According to a report by The Star compiled by AmBank Head of Research and Chief Economist Anthony Dass, the country's youth unemployment rate is 10.8 per cent in 2017, more than three times higher than the overall unemployment at about 3.4 per cent.

This includes unemployed individuals aged between 15 and 24, which covers those who have just completed secondary education or graduated from colleges and universities. 

So, why are local employers not hiring young people in Malaysia? More so, why can't our youth seem to secure the right jobs here?

One of the main reasons by Dass is slower hiring as many businesses are being cautious about expanding their workforce due to moderate economic performance.

There is also a wide gap between unemployed young men and women. 

The labour force participation rate among young males is reportedly at 53 per cent compared to 37 per cent for young females - that's a 16 per cent difference!

The global economy is on the road to recovery, but Malaysian youth are still finding it hard to get jobs.
Over the years, the workforce as a whole has become more educated.

However, jobs created are mainly focused in the low to mid-skilled jobs. Other sectors like domestic industries would rather attempt to stay cost efficient and depend on cheap labour, including hiring foreign workers.

The report predicted that jobs in the service sector will be the main driver in creating more job opportunities in the future, while agriculture and manufacturing employment continue to decline.

Besides that, another reason for the high youth unemployment is also because many find it difficult to secure jobs right after graduating

These young people are basically competing with mature adults who have more exposure and work experience, while everyone is facing the exact same economic situation.

This is especially true when there is more supply than demand in labour, where more people are competing for a limited number of jobs. 

In a way, employers would no doubt turn to adults with a longer history of work experience.

The youth are competing with more mature and experienced working adults.
Young people also often lack in terms of job search experience. For example, many youth rely on finding work through family or friends, or by word-of-mouth. Otherwise, they would not know where or how to look for jobs.

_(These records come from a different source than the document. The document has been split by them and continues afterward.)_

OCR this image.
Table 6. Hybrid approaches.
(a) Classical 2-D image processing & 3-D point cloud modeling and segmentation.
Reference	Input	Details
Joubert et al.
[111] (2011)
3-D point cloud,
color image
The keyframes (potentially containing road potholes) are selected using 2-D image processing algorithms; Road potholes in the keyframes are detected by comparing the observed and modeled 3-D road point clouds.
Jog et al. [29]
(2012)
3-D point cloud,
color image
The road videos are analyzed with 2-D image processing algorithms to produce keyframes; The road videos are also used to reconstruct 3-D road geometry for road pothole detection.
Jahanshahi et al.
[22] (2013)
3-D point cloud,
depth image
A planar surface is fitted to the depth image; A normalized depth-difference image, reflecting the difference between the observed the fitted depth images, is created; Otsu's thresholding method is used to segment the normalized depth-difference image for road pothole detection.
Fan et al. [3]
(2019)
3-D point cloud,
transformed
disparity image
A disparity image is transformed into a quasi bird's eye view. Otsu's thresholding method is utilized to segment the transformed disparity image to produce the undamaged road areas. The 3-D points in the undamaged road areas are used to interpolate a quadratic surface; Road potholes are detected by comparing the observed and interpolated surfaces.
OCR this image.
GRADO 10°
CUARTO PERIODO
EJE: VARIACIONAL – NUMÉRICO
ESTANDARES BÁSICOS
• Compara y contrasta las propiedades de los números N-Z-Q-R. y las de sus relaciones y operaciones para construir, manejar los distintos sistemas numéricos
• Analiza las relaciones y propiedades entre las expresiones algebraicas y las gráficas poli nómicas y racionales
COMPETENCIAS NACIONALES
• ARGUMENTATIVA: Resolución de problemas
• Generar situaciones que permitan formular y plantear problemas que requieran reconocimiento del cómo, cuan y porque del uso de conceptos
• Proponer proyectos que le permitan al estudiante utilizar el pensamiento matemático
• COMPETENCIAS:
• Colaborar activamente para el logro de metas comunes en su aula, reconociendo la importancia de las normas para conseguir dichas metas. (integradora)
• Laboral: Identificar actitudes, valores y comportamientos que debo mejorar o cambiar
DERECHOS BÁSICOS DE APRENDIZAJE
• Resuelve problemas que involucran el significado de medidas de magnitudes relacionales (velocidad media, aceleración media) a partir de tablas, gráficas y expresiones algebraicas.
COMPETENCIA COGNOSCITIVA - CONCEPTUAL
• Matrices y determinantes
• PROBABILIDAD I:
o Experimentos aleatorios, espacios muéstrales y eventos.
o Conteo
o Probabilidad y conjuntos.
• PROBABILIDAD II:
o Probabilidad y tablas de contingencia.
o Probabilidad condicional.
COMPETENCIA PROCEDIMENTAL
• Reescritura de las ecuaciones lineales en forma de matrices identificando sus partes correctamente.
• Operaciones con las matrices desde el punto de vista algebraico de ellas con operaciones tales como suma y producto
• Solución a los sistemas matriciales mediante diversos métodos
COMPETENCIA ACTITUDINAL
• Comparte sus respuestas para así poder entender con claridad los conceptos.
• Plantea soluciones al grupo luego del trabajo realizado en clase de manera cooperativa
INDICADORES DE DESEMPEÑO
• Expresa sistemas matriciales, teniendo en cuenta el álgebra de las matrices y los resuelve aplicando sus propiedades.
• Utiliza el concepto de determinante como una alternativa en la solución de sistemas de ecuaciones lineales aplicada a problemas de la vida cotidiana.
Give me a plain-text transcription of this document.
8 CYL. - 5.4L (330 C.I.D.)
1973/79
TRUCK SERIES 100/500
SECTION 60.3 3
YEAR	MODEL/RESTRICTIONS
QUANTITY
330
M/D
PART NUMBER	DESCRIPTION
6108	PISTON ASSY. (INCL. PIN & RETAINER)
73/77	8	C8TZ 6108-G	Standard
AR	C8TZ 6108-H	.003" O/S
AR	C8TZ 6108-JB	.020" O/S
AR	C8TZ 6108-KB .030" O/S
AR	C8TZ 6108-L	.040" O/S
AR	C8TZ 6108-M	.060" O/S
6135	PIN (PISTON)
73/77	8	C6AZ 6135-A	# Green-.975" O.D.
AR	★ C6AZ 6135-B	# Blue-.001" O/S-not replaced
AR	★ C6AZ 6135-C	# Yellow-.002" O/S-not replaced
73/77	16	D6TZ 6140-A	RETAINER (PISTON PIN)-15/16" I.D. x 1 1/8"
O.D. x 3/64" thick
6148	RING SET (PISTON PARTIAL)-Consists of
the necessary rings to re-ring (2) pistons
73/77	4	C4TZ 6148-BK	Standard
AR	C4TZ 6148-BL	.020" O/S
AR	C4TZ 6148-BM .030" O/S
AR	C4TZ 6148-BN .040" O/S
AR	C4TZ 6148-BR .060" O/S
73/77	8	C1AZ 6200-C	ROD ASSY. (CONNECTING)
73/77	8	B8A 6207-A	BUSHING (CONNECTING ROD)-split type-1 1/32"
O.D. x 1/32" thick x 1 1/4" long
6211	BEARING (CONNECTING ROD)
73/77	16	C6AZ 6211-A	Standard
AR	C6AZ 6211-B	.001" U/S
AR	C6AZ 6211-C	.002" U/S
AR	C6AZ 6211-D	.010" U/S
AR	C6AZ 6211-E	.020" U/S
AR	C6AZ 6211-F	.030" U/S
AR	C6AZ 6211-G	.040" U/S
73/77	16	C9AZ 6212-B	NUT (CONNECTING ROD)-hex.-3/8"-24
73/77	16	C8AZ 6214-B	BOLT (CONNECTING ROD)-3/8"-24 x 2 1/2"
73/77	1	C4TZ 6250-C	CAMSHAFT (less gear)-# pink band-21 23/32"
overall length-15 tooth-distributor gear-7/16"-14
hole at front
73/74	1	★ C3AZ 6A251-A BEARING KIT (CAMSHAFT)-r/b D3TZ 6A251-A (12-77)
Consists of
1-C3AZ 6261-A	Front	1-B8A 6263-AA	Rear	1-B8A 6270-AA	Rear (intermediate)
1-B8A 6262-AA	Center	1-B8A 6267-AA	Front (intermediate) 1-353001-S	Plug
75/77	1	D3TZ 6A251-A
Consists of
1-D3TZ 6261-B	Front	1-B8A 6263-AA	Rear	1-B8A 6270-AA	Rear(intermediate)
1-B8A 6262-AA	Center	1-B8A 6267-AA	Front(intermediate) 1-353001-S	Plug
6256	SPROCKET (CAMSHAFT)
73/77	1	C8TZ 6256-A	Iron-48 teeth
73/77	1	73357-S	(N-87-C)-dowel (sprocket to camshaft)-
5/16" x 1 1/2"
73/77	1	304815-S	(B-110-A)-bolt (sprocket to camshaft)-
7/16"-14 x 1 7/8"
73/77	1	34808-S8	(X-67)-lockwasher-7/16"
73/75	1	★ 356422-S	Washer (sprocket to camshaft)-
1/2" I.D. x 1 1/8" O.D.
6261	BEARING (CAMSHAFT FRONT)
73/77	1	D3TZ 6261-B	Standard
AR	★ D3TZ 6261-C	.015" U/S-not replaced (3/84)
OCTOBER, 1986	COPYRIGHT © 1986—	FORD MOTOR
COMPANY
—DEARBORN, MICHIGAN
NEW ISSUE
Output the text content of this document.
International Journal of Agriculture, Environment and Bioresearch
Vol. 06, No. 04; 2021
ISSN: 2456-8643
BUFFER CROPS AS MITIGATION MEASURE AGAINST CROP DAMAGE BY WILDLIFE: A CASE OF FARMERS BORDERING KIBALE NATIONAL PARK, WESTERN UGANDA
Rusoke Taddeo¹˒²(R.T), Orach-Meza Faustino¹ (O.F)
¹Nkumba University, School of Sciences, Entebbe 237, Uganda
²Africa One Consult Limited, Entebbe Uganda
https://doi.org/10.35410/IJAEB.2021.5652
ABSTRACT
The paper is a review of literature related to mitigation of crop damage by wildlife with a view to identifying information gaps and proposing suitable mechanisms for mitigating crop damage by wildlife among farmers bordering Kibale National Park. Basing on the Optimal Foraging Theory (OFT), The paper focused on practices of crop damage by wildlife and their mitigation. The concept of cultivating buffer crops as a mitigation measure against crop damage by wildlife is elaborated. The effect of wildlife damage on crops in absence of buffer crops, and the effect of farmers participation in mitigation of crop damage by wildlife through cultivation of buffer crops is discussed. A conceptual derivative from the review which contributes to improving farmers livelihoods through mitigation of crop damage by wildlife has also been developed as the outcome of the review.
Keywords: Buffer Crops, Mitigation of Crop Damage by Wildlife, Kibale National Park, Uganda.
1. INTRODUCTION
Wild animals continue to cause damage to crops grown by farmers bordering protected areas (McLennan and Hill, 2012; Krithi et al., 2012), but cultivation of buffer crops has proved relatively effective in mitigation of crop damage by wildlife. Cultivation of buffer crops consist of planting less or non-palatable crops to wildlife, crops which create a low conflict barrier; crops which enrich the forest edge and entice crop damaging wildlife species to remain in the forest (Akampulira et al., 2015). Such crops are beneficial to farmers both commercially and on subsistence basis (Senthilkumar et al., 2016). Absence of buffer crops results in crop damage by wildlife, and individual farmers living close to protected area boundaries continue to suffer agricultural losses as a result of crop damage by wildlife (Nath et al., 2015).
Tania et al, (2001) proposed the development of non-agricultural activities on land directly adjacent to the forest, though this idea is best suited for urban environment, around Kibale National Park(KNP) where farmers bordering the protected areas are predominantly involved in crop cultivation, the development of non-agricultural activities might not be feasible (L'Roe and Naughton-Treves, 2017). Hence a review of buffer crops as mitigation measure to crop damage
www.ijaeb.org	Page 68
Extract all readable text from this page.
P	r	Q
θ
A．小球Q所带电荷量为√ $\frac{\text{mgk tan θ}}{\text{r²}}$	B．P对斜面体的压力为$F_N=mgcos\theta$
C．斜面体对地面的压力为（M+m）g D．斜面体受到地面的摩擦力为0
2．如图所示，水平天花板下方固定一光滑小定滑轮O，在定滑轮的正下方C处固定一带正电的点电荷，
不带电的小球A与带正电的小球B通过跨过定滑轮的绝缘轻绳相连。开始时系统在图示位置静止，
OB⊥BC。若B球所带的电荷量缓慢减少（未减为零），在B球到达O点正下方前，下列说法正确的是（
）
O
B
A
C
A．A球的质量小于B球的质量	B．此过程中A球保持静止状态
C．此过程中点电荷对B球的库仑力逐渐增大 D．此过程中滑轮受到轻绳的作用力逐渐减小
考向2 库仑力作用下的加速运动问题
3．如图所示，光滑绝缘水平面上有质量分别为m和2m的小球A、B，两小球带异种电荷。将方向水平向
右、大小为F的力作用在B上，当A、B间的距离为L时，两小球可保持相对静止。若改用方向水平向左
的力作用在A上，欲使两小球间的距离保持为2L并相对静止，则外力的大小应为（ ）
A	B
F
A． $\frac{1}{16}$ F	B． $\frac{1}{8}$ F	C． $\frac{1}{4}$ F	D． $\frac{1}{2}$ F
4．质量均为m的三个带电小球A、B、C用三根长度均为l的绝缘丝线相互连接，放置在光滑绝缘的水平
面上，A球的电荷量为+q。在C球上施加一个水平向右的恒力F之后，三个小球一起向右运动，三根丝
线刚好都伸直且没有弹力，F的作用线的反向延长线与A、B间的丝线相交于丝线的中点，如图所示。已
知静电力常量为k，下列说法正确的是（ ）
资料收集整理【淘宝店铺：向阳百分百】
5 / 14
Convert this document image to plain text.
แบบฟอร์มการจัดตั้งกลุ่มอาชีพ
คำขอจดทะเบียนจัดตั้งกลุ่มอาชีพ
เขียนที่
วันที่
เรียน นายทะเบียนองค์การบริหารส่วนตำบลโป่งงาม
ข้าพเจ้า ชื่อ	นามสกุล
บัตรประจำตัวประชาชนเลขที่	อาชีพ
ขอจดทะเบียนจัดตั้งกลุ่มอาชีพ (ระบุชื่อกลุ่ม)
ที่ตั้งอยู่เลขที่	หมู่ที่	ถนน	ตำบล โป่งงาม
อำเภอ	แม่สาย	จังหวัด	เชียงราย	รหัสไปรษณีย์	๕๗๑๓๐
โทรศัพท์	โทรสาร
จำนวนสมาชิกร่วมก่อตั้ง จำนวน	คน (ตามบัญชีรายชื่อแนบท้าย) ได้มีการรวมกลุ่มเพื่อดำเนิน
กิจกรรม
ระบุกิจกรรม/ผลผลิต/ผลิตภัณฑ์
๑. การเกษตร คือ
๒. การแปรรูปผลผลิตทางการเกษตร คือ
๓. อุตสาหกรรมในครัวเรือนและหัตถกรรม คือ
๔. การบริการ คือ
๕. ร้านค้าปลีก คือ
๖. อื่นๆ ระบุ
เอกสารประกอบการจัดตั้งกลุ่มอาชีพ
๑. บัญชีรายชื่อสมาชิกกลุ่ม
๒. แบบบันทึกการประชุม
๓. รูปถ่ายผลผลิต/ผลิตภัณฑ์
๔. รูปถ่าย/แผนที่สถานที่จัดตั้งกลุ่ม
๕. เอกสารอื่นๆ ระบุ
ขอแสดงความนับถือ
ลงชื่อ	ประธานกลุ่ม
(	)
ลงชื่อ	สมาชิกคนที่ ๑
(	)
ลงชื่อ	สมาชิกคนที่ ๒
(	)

On the other hand, adults have the advantage of references from previous employers or colleagues, as well as work connections.

In Malaysia, the employment rate reportedly shows that 52 per cent of those employed are mid-skilled, while 28 per cent are low-skilled. 

Dass stressed the importance of addressing the failure of the basic education system. There is a mismatch between the skills required for jobs and the level of skills our youth have when they leave school.

So, there is an urgent need for educational reforms.

Tertiary education in Malaysia should not only focus on academic, but also on industrial training, communication skills and developing self-esteem. 

"It is important to look at the levels of the education system across the board and institute changes across all levels of the education system so that we can place the right person in the right job," Dass wrote.

We need to start thinking about the traditional education system here, and how universities and apprenticeships should enhance the skills of youth for jobs.